Bernard Agyeman, Postdoctoral Associate, & Prodromos Daoutidis, Professor, Department of Chemical Engineering & Materials Science
Title: AI-Accelerated Benders Decomposition for Mixed-Integer Optimization
Abstract: Mixed-integer programming (MIP) problems arise in many engineering applications, including process design, supply chain optimization, and model predictive control (MPC). Benders decomposition (BD) is a widely used solution strategy that splits the problem into an integer master problem and a continuous subproblem, both of which are coordinated through iteratively generated Benders cuts. A key bottleneck is the repeated solution of the master problem, whose complexity grows as cuts accumulate over iterations. To address this, we develop a learning-based approach that augments BD with a graph neural network (GNN) to predict integer variable assignments at each iteration, which reduces reliance on expensive MIP solver calls. The master problem is represented as a bipartite graph, and the GNN policy is trained via imitation learning, which is then fine-tuned within the BD loop using reinforcement learning. To preserve the finite convergence guarantees of classical BD, a confidence-based assignment mechanism screens predictions for feasibility and optimality. The framework is evaluated on a benchmark mixed-integer nonlinear programming problem and on a large-scale irrigation scheduling problem for a field in Lethbridge, Alberta, where closed-loop scheduling is performed within a mixed-integer MPC framework.

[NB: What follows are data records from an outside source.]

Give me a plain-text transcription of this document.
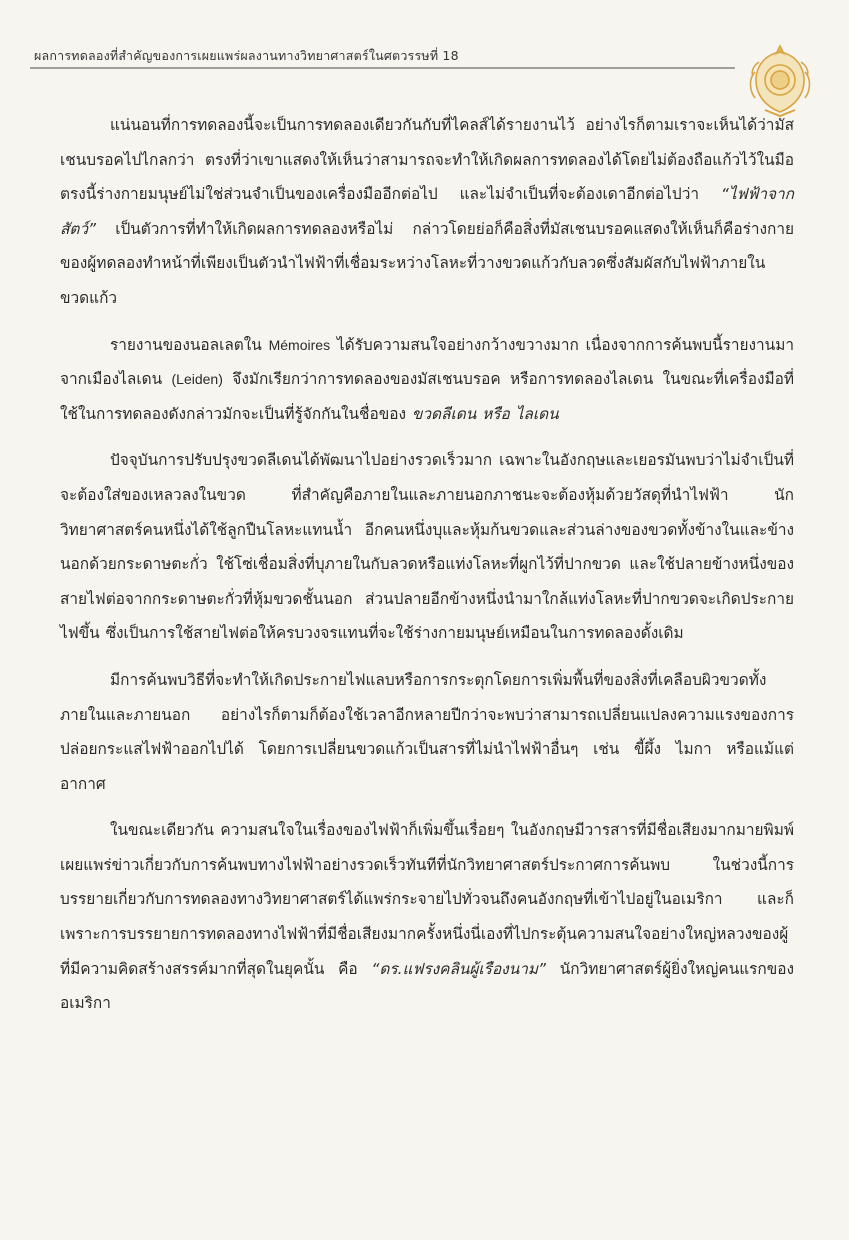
ผลการทดลองที่สำคัญของการเผยแพร่ผลงานทางวิทยาศาสตร์ในศตวรรษที่ 18

แน่นอนที่การทดลองนี้จะเป็นการทดลองเดียวกันกับที่ไคลส์ได้รายงานไว้ อย่างไรก็ตามเราจะเห็นได้ว่ามัสเชนบรอคไปไกลกว่า ตรงที่ว่าเขาแสดงให้เห็นว่าสามารถจะทำให้เกิดผลการทดลองได้โดยไม่ต้องถือแก้วไว้ในมือ ตรงนี้ร่างกายมนุษย์ไม่ใช่ส่วนจำเป็นของเครื่องมืออีกต่อไป และไม่จำเป็นที่จะต้องเดาอีกต่อไปว่า “ไฟฟ้าจากสัตว์” เป็นตัวการที่ทำให้เกิดผลการทดลองหรือไม่ กล่าวโดยย่อก็คือสิ่งที่มัสเชนบรอคแสดงให้เห็นก็คือร่างกายของผู้ทดลองทำหน้าที่เพียงเป็นตัวนำไฟฟ้าที่เชื่อมระหว่างโลหะที่วางขวดแก้วกับลวดซึ่งสัมผัสกับไฟฟ้าภายในขวดแก้ว

รายงานของนอลเลตใน Mémoires ได้รับความสนใจอย่างกว้างขวางมาก เนื่องจากการค้นพบนี้รายงานมาจากเมืองไลเดน (Leiden) จึงมักเรียกว่าการทดลองของมัสเชนบรอค หรือการทดลองไลเดน ในขณะที่เครื่องมือที่ใช้ในการทดลองดังกล่าวมักจะเป็นที่รู้จักกันในชื่อของ ขวดลีเดน หรือ ไลเดน

ปัจจุบันการปรับปรุงขวดลีเดนได้พัฒนาไปอย่างรวดเร็วมาก เฉพาะในอังกฤษและเยอรมันพบว่าไม่จำเป็นที่จะต้องใส่ของเหลวลงในขวด ที่สำคัญคือภายในและภายนอกภาชนะจะต้องหุ้มด้วยวัสดุที่นำไฟฟ้า นักวิทยาศาสตร์คนหนึ่งได้ใช้ลูกปืนโลหะแทนน้ำ อีกคนหนึ่งบุและหุ้มก้นขวดและส่วนล่างของขวดทั้งข้างในและข้างนอกด้วยกระดาษตะกั่ว ใช้โซ่เชื่อมสิ่งที่บุภายในกับลวดหรือแท่งโลหะที่ผูกไว้ที่ปากขวด และใช้ปลายข้างหนึ่งของสายไฟต่อจากกระดาษตะกั่วที่หุ้มขวดชั้นนอก ส่วนปลายอีกข้างหนึ่งนำมาใกล้แท่งโลหะที่ปากขวดจะเกิดประกายไฟขึ้น ซึ่งเป็นการใช้สายไฟต่อให้ครบวงจรแทนที่จะใช้ร่างกายมนุษย์เหมือนในการทดลองดั้งเดิม

มีการค้นพบวิธีที่จะทำให้เกิดประกายไฟแลบหรือการกระตุกโดยการเพิ่มพื้นที่ของสิ่งที่เคลือบผิวขวดทั้งภายในและภายนอก อย่างไรก็ตามก็ต้องใช้เวลาอีกหลายปีกว่าจะพบว่าสามารถเปลี่ยนแปลงความแรงของการปล่อยกระแสไฟฟ้าออกไปได้ โดยการเปลี่ยนขวดแก้วเป็นสารที่ไม่นำไฟฟ้าอื่นๆ เช่น ขี้ผึ้ง ไมกา หรือแม้แต่อากาศ

ในขณะเดียวกัน ความสนใจในเรื่องของไฟฟ้าก็เพิ่มขึ้นเรื่อยๆ ในอังกฤษมีวารสารที่มีชื่อเสียงมากมายพิมพ์เผยแพร่ข่าวเกี่ยวกับการค้นพบทางไฟฟ้าอย่างรวดเร็วทันทีที่นักวิทยาศาสตร์ประกาศการค้นพบ ในช่วงนี้การบรรยายเกี่ยวกับการทดลองทางวิทยาศาสตร์ได้แพร่กระจายไปทั่วจนถึงคนอังกฤษที่เข้าไปอยู่ในอเมริกา และก็เพราะการบรรยายการทดลองทางไฟฟ้าที่มีชื่อเสียงมากครั้งหนึ่งนี่เองที่ไปกระตุ้นความสนใจอย่างใหญ่หลวงของผู้ที่มีความคิดสร้างสรรค์มากที่สุดในยุคนั้น คือ “ดร.แฟรงคลินผู้เรืองนาม” นักวิทยาศาสตร์ผู้ยิ่งใหญ่คนแรกของอเมริกา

In both cases, the proposed framework achieves substantial reductions in solution time while maintaining solution quality, showing that AI can meaningfully accelerate established optimization algorithms without compromising their theoretical guarantees.
Jnana Sai Jagana, Ph.D Candidate, & Qi Zhang, Associate Professor, Department of Chemical Engineering & Materials Science
Title: Robust demand response aggregation under customer response uncertainty
Abstract: Demand response (DR), where electricity consumers adjust their consumption profiles in response to price signals from the electricity market, is considered a crucial strategy for maintaining a stable power grid and achieving a sustainable energy system with net-zero carbon emissions. In the context of DR, smaller loads are often combined such that they can collectively participate in the wholesale electricity market. This aggregation of DR resources is typically coordinated by DR aggregators that serve as intermediaries between the electricity consumers and the market or grid operator. In this work, we take the perspective of a DR aggregator that operates in the wholesale market to perform DR activities on behalf of their customers by offering incentives in exchange for customers’ modifying their power load. Here, a major challenge is due to the fact that the customers may not always respond as per the DR aggregator’s request, introducing uncertainty into the DR aggregator’s problem for which we use robust optimization techniques to solve the problem effectively.